Talking to teenagers about sex is difficult. Many teachers are deeply uncomfortable with PSHE which seeks to educate young people on the issue. Even when sex education is successful in schools it would have a difficult job to counter the tsunami of porn that overwhelms our young people on a daily basis from a very young age. They receive their messages about sex from an industry which exploits and dehumanises women as a standard practice. This is extremely disorientating for both boys and girls. Sadly it is girls who may receive a painful or possibly torn anus and a substantially damaged reputation from the aggressively promoted porn sex featuring ever more violent and degrading sexual experiences. Porn rarely features an act where a woman is not spoken to or treated in a way that is the embodiment of misogyny.

There is still no equality in the way boys and girls are judged for their mutual sexual experiences. Girls are openly vilified and boys celebrated for the same sexual act. Girls engaging in sexting see their intimate images shared for ridicule on a regular basis. These can often be coerced and then airdropped to an entire school yard. The reaction is sometimes so immediate and so devastating for a young girl in the short term that she may be forced to leave school. This has happened at my daughter's school. More than once. Teen Vogue must understand that this is the backdrop against which they publish their "encouragement" and "advice".

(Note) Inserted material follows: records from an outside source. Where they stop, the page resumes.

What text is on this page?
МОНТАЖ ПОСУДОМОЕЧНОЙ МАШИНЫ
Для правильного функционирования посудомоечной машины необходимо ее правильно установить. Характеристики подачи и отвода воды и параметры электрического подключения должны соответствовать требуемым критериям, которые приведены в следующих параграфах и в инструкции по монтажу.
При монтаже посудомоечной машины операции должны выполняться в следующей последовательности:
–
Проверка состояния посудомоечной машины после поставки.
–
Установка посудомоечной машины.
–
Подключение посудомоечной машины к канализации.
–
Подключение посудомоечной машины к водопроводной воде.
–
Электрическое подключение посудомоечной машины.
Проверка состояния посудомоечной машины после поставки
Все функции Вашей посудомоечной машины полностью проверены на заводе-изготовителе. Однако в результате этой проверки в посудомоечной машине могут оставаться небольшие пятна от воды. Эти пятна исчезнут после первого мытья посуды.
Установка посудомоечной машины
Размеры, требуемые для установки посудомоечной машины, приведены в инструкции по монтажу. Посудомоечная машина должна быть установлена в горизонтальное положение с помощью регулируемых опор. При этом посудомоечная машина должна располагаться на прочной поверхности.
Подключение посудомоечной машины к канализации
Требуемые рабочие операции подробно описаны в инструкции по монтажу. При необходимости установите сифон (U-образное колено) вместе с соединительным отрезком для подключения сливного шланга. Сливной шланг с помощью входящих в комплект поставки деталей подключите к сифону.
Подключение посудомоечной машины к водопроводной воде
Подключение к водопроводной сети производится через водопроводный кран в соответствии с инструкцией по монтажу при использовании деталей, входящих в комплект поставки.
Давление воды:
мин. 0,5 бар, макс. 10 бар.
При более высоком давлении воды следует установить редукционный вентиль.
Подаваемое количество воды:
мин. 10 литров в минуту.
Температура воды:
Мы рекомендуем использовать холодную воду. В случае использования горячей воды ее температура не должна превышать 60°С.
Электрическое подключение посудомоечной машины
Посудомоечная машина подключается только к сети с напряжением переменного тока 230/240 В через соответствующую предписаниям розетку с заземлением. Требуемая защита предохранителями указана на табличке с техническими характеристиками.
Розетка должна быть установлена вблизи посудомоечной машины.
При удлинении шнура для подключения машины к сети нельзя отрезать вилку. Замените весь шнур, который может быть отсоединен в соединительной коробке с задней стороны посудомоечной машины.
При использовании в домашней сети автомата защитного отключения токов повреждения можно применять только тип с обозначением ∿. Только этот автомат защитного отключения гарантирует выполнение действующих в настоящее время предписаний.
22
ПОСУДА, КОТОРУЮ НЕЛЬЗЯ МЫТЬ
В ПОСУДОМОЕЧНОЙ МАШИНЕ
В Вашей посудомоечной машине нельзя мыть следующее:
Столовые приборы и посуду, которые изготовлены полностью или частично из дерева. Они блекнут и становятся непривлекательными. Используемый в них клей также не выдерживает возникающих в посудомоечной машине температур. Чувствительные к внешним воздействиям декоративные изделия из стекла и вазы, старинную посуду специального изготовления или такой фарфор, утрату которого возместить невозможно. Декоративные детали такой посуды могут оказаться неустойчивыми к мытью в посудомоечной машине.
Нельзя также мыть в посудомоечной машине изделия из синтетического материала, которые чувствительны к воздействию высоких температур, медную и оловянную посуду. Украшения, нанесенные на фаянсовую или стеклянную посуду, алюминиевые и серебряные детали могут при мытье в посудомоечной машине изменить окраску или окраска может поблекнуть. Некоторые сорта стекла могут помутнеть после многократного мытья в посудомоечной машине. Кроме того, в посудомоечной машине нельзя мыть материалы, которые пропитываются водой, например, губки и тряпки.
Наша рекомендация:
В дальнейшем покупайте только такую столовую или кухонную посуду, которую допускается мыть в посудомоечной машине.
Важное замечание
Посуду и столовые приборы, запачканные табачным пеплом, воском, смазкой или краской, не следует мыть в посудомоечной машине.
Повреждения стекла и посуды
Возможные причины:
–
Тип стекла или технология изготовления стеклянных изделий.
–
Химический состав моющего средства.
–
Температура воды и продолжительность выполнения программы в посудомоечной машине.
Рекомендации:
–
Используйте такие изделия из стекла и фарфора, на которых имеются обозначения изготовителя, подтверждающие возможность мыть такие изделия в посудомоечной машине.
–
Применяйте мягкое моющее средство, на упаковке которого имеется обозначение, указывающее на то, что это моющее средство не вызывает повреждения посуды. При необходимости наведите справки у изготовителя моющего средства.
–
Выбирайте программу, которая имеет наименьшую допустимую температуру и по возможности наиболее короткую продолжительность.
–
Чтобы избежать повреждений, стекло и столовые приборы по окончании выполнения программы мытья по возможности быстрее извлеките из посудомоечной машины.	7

Talking to my own teen about anal sex generally, and the depictions in porn specifically, I received a quite visceral response and we have a relationship where we can discuss most things openly. She is physically repulsed, not by the thought of the act itself, but by the lived teen experiences she hears discussed around her. She confirmed that boys are frequently influenced by the porn they see in both their misogynistic language when discussing their sexual experience with girls and the way they use a girl's sexual experience to demean her. Both demanding anal sex and expecting it are sadly quite normal. Refusal is met with ridicule. Compliance is met with almost certain humiliation.

Boys are being primed by the porn industry for a specific sexual experience which includes the penetration of as many orifices as a girl possesses and culminates in an ejaculation on her face or body. Precious little porn sex focuses on female pleasure or on the most obvious anatomical location for female orgasm. This is the clitoris in case the journalists at Teen Vogue have also forgotten.

Let's be as honest as Cicely Marston's academic data is. The study confirms that anal sex is painful for many young girls. Girls generally don't want to participate in it. Boys should stop being encouraged by the porn industry and mainstream journalists into seeing it as something they can and should obtain through coercion. Teen Vogue shouldn't bully feminists into being quiet when we express our views of their misogynistic journalism.

Teen Vogue needs to listen and learn about women from women.